Something was up at the station that day. Midst the newsstands and bustling commuters, a screen and rope had appeared, laying claim to a prime bit of floor. Beside the screen, a trio of musicians was tuning instruments. Nearby, a man in a sparkly black shirt practiced a few twirls.
I had to ask. “National Ballroom Dance Week”, the trumpeter said. “Demonstration starts at 11:30”. Later, my son’s train on its way to Chicago, I started to leave. But then I changed my mind. Work beckoned – work always beckons – but so did the need to sit and think . So I stayed to see what the rhythms of dance could do for an overtaxed soul.
As I took my seat, the dancers were in full swing. Defying easy pigeonholing, the dancers came in all shapes, ages , races, and abilities. Young women danced with octogenarian men; men in sneakers partnered elegant women in high heels. Spouses danced in practiced rhythm, as a smiling instructor watched his 6-year-old beginners with pride and delight. Two dance teachers in ripe middle age demonstrated the grace of ballroom dance, followed by a twenty-something pair dancing a cha-cha best described as hot. A retiree laughed in admiration: “That’s not my cha-cha! ”
As irresistible as gravity, the dance drew others in. An African-American toddler, resplendent in apple green, ran under the rope, and whirled her way joyfully among the waltzing couples. In choreographic endorsement, a group of backpack-laden students chugged in conga line just outside the rope.
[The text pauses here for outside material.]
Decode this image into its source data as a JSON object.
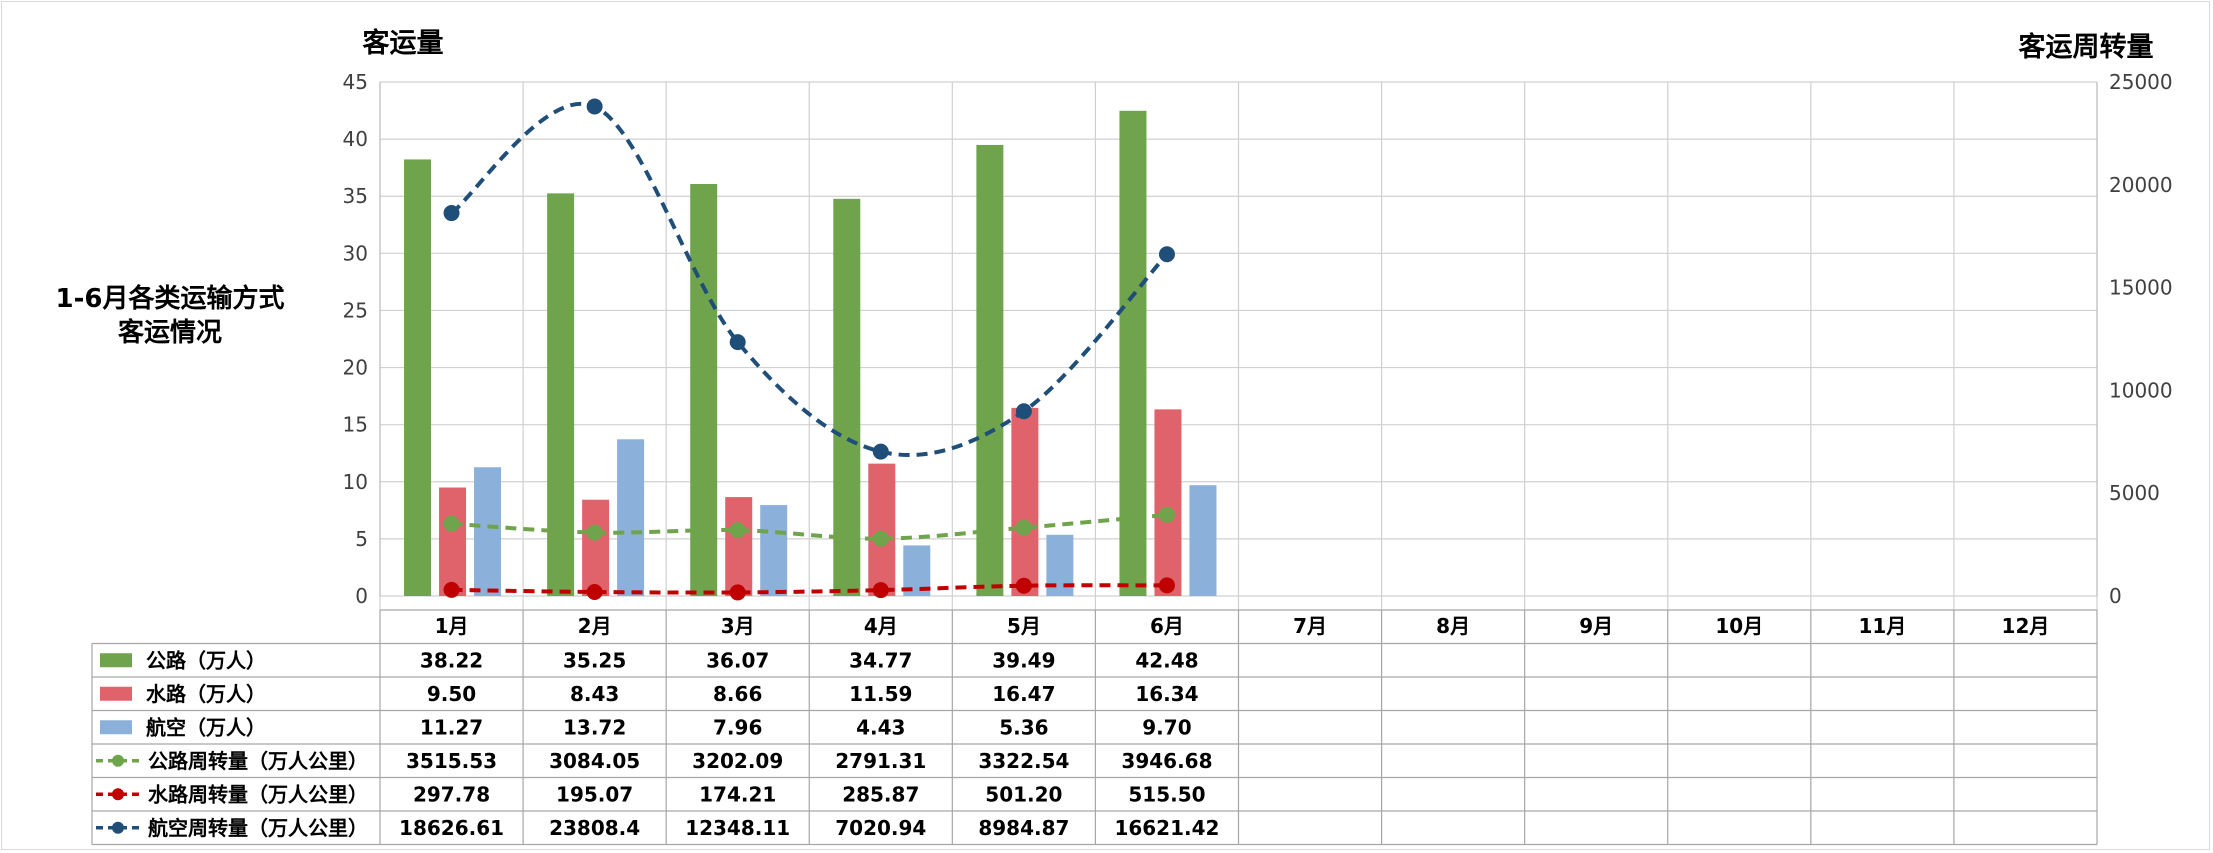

An hour later, the dance ended, the workday returned. Dancing shoes were replaced by running shoes, the dancers returned to day jobs, the musicians went home.
Since then, my anxieties have eased. My side won in November, to my astonished joy. On the personal front, the universe has shifted, ever so slightly, in my direction. No one is out of the woods yet, though, and there is hard work, and, yes, more plodding, ahead.
But I take heart from that day at South Station.
I remember a middle-aged man, with the physique and fashion sense of an engineer, asking a woman to dance. As he takes her in his arms, and they start to spin with the waltz, his face is transformed by joy.
It was a moment of connection, of transcendence, and of grace. A scattered community finding a mutual rhythm, and moving forward.
I thought then: we could use a few more moments like these. I know now: there will be more.